Particularmente doloroso para a Ummah islâmica é o confisco do Alcorão Sagrado e de outros livros religiosos, classificados como "material extremista". O relatório observa que pais que guardam o Alcorão em casa ou ensinam religião aos filhos são condenados a longas penas de prisão por "extremismo". O martírio de estudiosos religiosos como Abidin Damollam na prisão é um exemplo típico da hostilidade da China em relação ao Islã [justiceforall.org].

Opressão Digital e Vigilância por Inteligência Artificial

O "Índice de Violações de Direitos Humanos no Turquestão Oriental" de 2025 indica que o regime chinês estabeleceu o sistema de opressão digital mais avançado do mundo na região. A partir de 2025, sistemas de vigilância automatizados baseados em Inteligência Artificial (IA) foram totalmente implementados. Este sistema é capaz de monitorar as atividades diárias dos muçulmanos, verificar se realizam orações e até detectar sinais de "insatisfação" em suas expressões faciais [uyghurtimes.com].

Através deste sistema de "apartheid digital", as autoridades chinesas fazem com que os uigures se sintam vivendo em uma prisão em sua própria terra natal. Câmeras instaladas em cada rua, bairro e até mesmo dentro de residências colocam a vida privada dos muçulmanos sob controle total, violando frontalmente os princípios islâmicos de dignidade humana e privacidade.

Trabalho Forçado e Escravidão Econômica

O relatório do ETIC também destaca a questão do trabalho forçado. Especialistas das Nações Unidas, em declaração no início de 2026, enfatizaram que a China submeteu milhões de uigures ao trabalho forçado sob o pretexto de "alívio da pobreza" [ohchr.org].

Dados indicam que, somente em 2024, 3,34 milhões de uigures foram forçados a deixar suas terras e trabalhar em condições de escravidão em fábricas nas províncias do interior da China, como parte do plano de "transferência de força de trabalho" [uyghurcongress.org]. Esta política visa desmantelar famílias muçulmanas, alterar a estrutura demográfica e destruir a independência econômica dos uigures. Com isso, a China contamina as cadeias de suprimentos globais, incluindo produtos exportados para países islâmicos, com o sangue e o suor dos muçulmanos.

Responsabilidade da Comunidade Internacional e do Mundo Islâmico

O relatório critica duramente a postura da Organização de Cooperação Islâmica (OIC) e de vários Estados muçulmanos diante desta opressão. Em janeiro de 2026, o apoio do Secretário-Geral da OIC às políticas da China no Turquestão Oriental, manifestado durante um encontro em Pequim, foi classificado por organizações uigures como uma "traição à Ummah" [uyghurstudy.org].

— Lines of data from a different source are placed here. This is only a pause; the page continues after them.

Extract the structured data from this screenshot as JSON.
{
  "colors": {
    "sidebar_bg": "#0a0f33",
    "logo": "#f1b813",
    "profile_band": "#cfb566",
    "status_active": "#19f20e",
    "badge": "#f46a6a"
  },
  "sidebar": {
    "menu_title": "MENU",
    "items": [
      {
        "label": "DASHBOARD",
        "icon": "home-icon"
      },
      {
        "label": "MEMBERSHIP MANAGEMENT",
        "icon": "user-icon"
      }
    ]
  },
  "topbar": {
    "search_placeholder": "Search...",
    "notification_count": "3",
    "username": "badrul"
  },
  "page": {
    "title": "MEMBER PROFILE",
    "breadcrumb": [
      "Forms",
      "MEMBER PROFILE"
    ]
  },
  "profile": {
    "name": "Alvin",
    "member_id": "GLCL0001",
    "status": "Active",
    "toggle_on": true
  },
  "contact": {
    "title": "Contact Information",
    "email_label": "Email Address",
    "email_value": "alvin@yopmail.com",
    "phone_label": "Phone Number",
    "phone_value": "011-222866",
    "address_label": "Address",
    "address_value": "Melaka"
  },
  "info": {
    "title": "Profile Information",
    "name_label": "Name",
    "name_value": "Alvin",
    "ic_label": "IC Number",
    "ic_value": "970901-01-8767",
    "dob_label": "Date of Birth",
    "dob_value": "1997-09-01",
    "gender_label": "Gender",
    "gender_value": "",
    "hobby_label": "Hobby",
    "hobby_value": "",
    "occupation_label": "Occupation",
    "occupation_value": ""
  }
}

O ETIC instou os líderes muçulmanos a não ignorarem o sofrimento de seus irmãos de fé em troca de interesses econômicos com a China. O relatório aponta que o regime chinês ameaça uigures não apenas no Turquestão Oriental, mas também no exterior, através da "repressão transnacional". O risco de extradição de uigures em alguns países muçulmanos para a China permanece uma preocupação constante [hrw.org].

Conclusão e Apelo

Este relatório do Centro de Informações do Turquestão Oriental serve como um lembrete de que a situação na região não é apenas uma questão de direitos humanos, mas um ataque à honra de toda a Ummah islâmica. O genocídio chinês tornou-se mais sistemático e tecnológico em 2026, exigindo que os muçulmanos de todo o mundo ajam em unidade, boicotem produtos chineses e pressionem seus respectivos governos.

Por fim, o relatório enfatiza que a luta do povo do Turquestão Oriental para proteger sua liberdade e identidade religiosa nunca cessará, e que a justiça prevalecerá [east-turkistan.net].